In fact, the IFS ran the numbers and found that if you scrapped every single VAT exemption and replaced them with tax cuts for low paid workers (e.g. raising the personal tax free allowance) and increased means-tested benefits (e.g. Working Tax Credits), you could preserve the existing progressivity of the system and still raise an extra £3bn to fund further tax cuts or pay down the deficit. (Note: This was calculated when VAT was 17.5% rather than the current 20%, so this change would probably raise more revenue now, even more once you factor in growth and inflation.)

Exemptions distort consumer choices. By taxing some goods less than others, the state nudges consumers to spend more on certain goods and less on others. In the case of fuel, it might encourage people to leave their heating on, when otherwise they would have instead put an extra layer of clothing on. While such a case might seem small or trivial, if you add up every single VAT exemption and add it up across the economy, you end up with very large distortions and inefficiencies. 

These distortions can also discourage innovation. Take the case of E-Cigarettes. They're taxed at the full whack of VAT while other highly regulated anti-smoking products like Nicotine patches and gum are taxed at 5%. At the margin, this gives less of an incentive for businesses to invest in e-cigs and more of an incentive for them to invest in nicotine gum.
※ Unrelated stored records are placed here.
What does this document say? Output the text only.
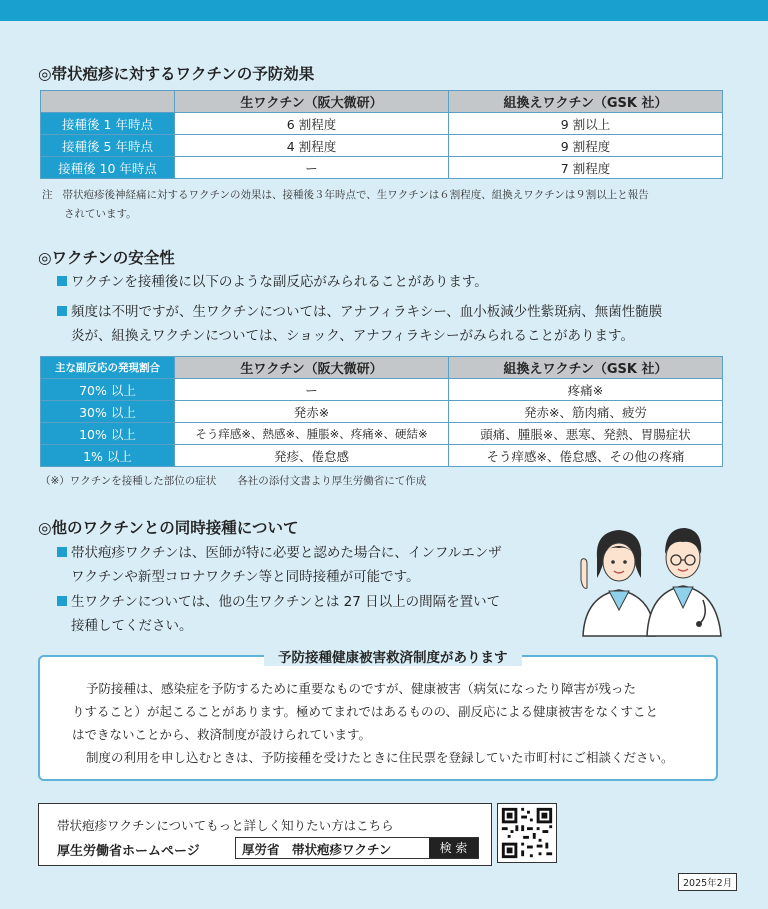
◎帯状疱疹に対するワクチンの予防効果
	生ワクチン（阪大微研）	組換えワクチン（GSK 社）
接種後 1 年時点	6 割程度	9 割以上
接種後 5 年時点	4 割程度	9 割程度
接種後 10 年時点	ー	7 割程度
注 帯状疱疹後神経痛に対するワクチンの効果は、接種後３年時点で、生ワクチンは６割程度、組換えワクチンは９割以上と報告
されています。
◎ワクチンの安全性
ワクチンを接種後に以下のような副反応がみられることがあります。
頻度は不明ですが、生ワクチンについては、アナフィラキシー、血小板減少性紫斑病、無菌性髄膜
炎が、組換えワクチンについては、ショック、アナフィラキシーがみられることがあります。
主な副反応の発現割合	生ワクチン（阪大微研）	組換えワクチン（GSK 社）
70% 以上	ー	疼痛※
30% 以上	発赤※	発赤※、筋肉痛、疲労
10% 以上	そう痒感※、熱感※、腫脹※、疼痛※、硬結※	頭痛、腫脹※、悪寒、発熱、胃腸症状
1% 以上	発疹、倦怠感	そう痒感※、倦怠感、その他の疼痛
（※）ワクチンを接種した部位の症状　　各社の添付文書より厚生労働省にて作成
◎他のワクチンとの同時接種について
帯状疱疹ワクチンは、医師が特に必要と認めた場合に、インフルエンザ
ワクチンや新型コロナワクチン等と同時接種が可能です。
生ワクチンについては、他の生ワクチンとは 27 日以上の間隔を置いて
接種してください。
予防接種健康被害救済制度があります
予防接種は、感染症を予防するために重要なものですが、健康被害（病気になったり障害が残った
りすること）が起こることがあります。極めてまれではあるものの、副反応による健康被害をなくすこと
はできないことから、救済制度が設けられています。
制度の利用を申し込むときは、予防接種を受けたときに住民票を登録していた市町村にご相談ください。
帯状疱疹ワクチンについてもっと詳しく知りたい方はこちら
厚生労働省ホームページ	厚労省　帯状疱疹ワクチン	検 索
2025年2月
They create unnecessary complexity, which encourages wasteful avoidance. Is a Jaffa Cake a biscuit or a cake? (Likewise is a burrito a sandwich?) A question that should have been left to philosophers, instead is brought into the courtroom. McVities fought a hard battle (and baked a massive Jaffa Cake) to prove that Jaffa Cakes are cakes and not biscuits, thus qualifying them for a lower rate of VAT. Again, the money wasted here might seem silly or trivial, but it adds up. 

This is bad for two reasons. First, it's a misallocation of resources. Every pound McVities spend on tax lawyers is a pound they're not spending on investing in new products (although in the case of Jaffa Cakes maybe that's a good thing.)

Second, it can actually lead to worse products. Take the case of Cornish Pasties. In theory, hot prepared food should be taxed at the standard rate of VAT. Straightforward enough, but according to tax law, products that are incidentally hot (e.g. freshly baked bread) are not taxed at the standard rate and instead taxed at the same rate as cold groceries (if this weren't the case, bakers would have to wait till their bread had cooled down to avoid tax). So whether or not you end up paying a Pasty Tax depends on whether it's incidentally hot (i.e. it's just come out of the oven) or deliberately hot (it's been kept in a heated cabinet). At the margin, this encourages bakers to sell cold pasties when they could be selling hot ones.

Indeed the deeper you get, the more maddening it becomes.

I'll leave you with a puzzle.

Do I have to pay VAT on these Heart Shaped Marshmallows?

According to VAT Notice 701/14, edible cake decorations are zero-rated but marshmallows aren't. So what is it?